Mahkeme heyeti, diğer 124 sanığın ise haklarındaki suçlamanın mahiyetini, yasada gösterilen olası cezanın sınırını, sanıkların kaçma şüphesini ve davanın konusu düşünüldüğünde adli kontrol uygulamasının yetersiz kalacağını göz önüne alarak tutukluluk hallerinin devamına hükmetti.

 

Tutuklu sanıkların tutukluluklarının 10 Ağustos 2012'de incelenmesini de hükme bağlayan mahkeme heyeti, bundan sonraki duruşmaların 1 Ekim ile 9 Ekim 2012 tarihleri arasında yapılmasını kararlaştırdı.

 

Büşra Ersanlı KCK soruşturması kapsamında 1 Kasım 2011 tarihinde tutuklanmıştı.

 

Mahkeme, tutuklu sanıklar Büşra Ersanlı, Kemal Karagöz, Kazım Şeker, Büşra Beste Önder, Canşah Çelik, Erdoğan Baysan, Medeni Demirkapu, Zekiye Ayık, Cüneyt Özil, Birgül Arvas, Suna Varsak, İbrahim Ethem Yıldız, Mehmet Sııdk Kumek, Uğur Taşdemir, Nizamettin Özmen ve Mustafa İpek'in tutuklu kaldıkları süre, mevcut delil durumu ve yürürlüğe giren 6352 sayılı yasa hükümleri uyarınca sanıklar lehine suç vasfının değişme ihtimalini gözönüne alarak tahliyelerine karar verdi.

 

Duruşma 1 Ekim'e ertelendi.

 

“BİZLERE KARŞI ÇOK FAZLA NEFRET BİRİKTİRMİŞ BİR İDDİANAME”

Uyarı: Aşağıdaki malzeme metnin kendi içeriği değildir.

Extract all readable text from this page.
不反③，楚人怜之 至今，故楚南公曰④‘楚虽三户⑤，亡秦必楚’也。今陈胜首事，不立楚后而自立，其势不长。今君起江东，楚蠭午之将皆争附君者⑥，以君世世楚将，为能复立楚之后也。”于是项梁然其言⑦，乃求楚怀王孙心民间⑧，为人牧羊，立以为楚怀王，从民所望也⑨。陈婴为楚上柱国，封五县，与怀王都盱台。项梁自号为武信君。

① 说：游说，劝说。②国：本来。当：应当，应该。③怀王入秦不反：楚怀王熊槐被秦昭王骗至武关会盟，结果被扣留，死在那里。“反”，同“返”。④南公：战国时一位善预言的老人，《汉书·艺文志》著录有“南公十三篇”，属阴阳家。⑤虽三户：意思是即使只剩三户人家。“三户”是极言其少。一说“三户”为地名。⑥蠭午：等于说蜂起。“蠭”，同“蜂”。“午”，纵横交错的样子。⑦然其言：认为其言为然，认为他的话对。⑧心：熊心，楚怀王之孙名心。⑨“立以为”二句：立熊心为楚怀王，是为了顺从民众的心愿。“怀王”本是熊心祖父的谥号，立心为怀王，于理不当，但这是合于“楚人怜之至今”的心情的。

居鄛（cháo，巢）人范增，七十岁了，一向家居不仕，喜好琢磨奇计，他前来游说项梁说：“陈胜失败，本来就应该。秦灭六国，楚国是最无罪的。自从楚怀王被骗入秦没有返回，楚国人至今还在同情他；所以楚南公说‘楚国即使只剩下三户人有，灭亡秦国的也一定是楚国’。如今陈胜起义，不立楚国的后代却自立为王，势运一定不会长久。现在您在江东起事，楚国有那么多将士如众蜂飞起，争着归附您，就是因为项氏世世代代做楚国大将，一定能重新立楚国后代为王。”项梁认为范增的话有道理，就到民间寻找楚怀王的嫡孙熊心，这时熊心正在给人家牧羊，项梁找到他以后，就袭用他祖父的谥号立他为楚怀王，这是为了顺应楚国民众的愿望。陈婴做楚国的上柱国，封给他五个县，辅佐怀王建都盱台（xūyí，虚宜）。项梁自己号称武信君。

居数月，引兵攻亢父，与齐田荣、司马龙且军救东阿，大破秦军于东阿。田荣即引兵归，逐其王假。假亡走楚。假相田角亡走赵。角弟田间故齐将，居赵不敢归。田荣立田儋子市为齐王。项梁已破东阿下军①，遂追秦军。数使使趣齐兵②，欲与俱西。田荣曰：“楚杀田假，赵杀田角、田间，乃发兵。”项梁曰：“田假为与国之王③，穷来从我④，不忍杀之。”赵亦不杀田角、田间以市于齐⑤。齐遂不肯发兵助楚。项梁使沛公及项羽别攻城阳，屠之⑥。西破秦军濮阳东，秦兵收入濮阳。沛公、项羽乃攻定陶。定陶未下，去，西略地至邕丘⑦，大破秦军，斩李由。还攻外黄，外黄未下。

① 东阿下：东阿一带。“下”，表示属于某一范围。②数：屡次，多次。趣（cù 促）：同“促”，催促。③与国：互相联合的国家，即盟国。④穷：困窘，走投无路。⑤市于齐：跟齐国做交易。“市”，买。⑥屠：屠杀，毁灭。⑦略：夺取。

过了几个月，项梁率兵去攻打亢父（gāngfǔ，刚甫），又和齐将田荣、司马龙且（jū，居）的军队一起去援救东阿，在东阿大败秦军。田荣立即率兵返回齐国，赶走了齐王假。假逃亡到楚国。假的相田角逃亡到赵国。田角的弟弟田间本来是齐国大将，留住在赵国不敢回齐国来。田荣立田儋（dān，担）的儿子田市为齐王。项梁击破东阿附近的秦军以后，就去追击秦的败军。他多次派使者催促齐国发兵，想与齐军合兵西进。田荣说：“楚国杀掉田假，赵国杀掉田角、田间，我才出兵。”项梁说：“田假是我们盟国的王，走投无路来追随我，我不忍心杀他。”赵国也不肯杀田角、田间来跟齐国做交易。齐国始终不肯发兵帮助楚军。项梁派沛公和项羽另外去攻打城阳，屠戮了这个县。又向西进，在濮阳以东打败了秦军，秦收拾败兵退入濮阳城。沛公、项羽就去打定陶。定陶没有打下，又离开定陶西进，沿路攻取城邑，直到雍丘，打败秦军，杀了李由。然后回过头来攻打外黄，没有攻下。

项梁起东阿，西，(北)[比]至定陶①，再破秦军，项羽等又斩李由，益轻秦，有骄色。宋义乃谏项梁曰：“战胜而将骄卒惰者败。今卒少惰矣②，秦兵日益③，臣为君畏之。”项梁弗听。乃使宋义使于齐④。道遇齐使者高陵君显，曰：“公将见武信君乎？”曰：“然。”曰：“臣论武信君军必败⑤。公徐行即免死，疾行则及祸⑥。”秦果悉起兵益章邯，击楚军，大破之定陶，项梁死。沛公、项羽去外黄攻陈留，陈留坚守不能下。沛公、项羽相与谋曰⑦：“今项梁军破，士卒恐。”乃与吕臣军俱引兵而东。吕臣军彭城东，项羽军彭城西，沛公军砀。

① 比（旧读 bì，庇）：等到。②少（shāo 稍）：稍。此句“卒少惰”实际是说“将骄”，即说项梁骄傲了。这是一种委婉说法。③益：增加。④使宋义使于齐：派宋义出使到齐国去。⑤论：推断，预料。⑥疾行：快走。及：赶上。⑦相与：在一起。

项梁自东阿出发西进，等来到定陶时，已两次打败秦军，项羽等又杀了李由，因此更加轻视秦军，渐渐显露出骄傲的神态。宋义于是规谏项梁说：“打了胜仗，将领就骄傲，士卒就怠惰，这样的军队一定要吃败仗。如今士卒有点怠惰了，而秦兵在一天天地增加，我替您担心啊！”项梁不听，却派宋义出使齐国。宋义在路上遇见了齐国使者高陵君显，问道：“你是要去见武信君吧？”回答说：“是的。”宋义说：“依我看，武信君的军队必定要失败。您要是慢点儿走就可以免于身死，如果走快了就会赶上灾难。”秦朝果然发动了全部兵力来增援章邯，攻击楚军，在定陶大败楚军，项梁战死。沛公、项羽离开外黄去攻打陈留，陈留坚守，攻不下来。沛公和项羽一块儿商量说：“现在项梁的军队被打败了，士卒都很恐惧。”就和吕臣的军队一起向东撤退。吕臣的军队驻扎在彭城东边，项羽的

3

Saat 22.30 sıralarında cezaevinden çıkış yapan Ersanlı, burada ailesi, yakınları ve sevenleri tarafından karşılandı.

 

Gazetecilerin yoğun ilgisiyle karşılaşan Ersanlı, “Çok teşekkür ediyorum. 9 aydır bekliyorum bu davayı ve bildiğiniz gibi çok uzun bir iddianame. Mantığını anlayamadığımız, bizlere karşı çok fazla nefret biriktirmiş olan bir iddianameyle karşı karşıya kaldık. Onu çözümlemekte bayağı zorluk çektik. Bildiğiniz gibi bu davadan yargılanan insanların büyük bir bölümü BDP’li ve arkadaşlarımızı geride bıraktığımız için üzgünüm. Tabii ki kendimiz tahliye olduğumuz için sevindik. Arkadaşlarımız geri kaldı” diye konuştu.

 

Ersanlı, bir gazetecinin ‘Mahkemede Kürtçe savunma krizi yaşandı bu konuda neler söyleyeceksiniz?’ sorusuna, “Ana dilde eğitim ve ana dilde savunma da, çok umut ediyorum ki yakın bir gelecekte Türkiye’de gerçekleşecek. Çünkü bu hem bireysel anlamda, hem kolektif anlamda en büyük güvenlik yolu. Ana dilde eğitim ve ana dilde rahatça kendini ifade etmek, o dili iyi öğrenmek, Türkiye’de en büyük güvenlik garantisidir” diye yanıt verdi.

 

Ersanlı, daha sonra kendisini bekleyen yakınları ile birlikte bir otomobile binerek buradan ayrıldı.